Two factors, each with no digit greater than 5, have a product of 16,848. What is the largest possible 3-digit factor satisfying these conditions?
324
To find the largest possible 3-digit factor satisfying the given conditions, we need to determine the factors of 16,848 that meet the condition of having no digit greater than 5.
To start, let's factorize 16,848. We can do this by finding its prime factors:
16,848 ÷ 2 = 8,424
8,424 ÷ 2 = 4,212
4,212 ÷ 2 = 2,106
2,106 ÷ 2 = 1,053
Now, we have expressed 16,848 as the product of its prime factors: 2 × 2 × 2 × 3 × 13 × 17.
Next, we need to pair these prime factors to form two-digit factors.
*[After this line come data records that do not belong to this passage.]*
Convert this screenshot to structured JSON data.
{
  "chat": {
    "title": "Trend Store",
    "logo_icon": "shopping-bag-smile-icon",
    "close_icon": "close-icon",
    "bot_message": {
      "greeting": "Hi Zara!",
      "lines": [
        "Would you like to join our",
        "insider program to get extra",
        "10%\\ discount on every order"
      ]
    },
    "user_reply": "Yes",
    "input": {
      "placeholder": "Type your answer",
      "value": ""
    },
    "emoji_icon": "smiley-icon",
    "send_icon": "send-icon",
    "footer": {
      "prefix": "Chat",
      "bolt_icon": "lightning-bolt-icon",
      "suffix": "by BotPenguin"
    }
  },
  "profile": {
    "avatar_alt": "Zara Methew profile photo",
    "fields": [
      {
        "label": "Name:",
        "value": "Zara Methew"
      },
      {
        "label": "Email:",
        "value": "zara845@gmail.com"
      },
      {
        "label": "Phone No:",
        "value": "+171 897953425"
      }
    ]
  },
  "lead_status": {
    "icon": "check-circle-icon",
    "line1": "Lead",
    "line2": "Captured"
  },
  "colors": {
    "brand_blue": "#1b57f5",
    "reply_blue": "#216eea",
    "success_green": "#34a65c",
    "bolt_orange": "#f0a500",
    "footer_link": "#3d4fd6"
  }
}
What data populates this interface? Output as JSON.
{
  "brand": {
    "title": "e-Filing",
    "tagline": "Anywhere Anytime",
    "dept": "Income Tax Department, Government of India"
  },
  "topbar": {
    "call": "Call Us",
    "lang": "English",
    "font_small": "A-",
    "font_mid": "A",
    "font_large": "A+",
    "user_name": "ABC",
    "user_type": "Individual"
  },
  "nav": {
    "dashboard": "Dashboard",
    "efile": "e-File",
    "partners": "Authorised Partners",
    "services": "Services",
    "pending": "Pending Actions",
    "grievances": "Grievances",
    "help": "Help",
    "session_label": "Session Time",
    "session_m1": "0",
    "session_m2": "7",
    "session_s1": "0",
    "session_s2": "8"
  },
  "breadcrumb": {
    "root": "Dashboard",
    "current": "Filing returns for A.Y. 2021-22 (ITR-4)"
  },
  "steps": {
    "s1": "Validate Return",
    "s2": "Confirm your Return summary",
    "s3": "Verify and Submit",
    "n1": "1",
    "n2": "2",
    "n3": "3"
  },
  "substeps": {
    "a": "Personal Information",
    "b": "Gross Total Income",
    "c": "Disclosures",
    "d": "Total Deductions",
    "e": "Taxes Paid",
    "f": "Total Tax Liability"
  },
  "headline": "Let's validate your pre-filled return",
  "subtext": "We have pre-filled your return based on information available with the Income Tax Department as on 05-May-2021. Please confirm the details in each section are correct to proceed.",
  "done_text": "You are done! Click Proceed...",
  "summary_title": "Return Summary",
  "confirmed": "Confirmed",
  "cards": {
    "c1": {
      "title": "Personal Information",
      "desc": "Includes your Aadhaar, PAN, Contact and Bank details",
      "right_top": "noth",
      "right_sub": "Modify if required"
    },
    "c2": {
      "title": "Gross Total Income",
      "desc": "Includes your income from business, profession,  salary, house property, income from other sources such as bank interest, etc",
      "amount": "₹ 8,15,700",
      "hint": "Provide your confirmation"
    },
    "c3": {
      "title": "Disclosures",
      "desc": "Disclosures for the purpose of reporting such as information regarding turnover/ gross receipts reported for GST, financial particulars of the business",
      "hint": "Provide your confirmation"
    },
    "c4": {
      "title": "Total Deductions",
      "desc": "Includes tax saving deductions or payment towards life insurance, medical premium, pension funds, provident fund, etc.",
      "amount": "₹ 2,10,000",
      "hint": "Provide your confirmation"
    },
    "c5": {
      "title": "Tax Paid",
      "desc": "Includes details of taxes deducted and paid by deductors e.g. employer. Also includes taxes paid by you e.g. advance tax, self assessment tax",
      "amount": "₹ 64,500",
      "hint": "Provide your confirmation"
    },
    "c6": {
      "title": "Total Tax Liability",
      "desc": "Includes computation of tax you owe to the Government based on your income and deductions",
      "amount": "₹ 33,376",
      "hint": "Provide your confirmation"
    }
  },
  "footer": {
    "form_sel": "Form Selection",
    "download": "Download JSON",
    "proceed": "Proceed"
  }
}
We start by pairing the smallest prime factor with the largest one, then the second smallest with the second largest, and so on.
Possible pairings:
(2 × 17) = 34
(2 × 13) = 26
(2 × 3) = 6
Now, we have three potential two-digit factors: 34, 26, and 6.
To determine the largest possible three-digit factor satisfying the conditions, we need to find the largest possible value for these two-digit factors while ensuring that no digit is greater than 5.
Starting with the largest two-digit factor, which is 34, we can see that it satisfies the condition since its digits (3 and 4) are both less than 5.
Therefore, the largest possible three-digit factor satisfying the given conditions is 34.
In summary, the largest possible three-digit factor satisfying the conditions is 34.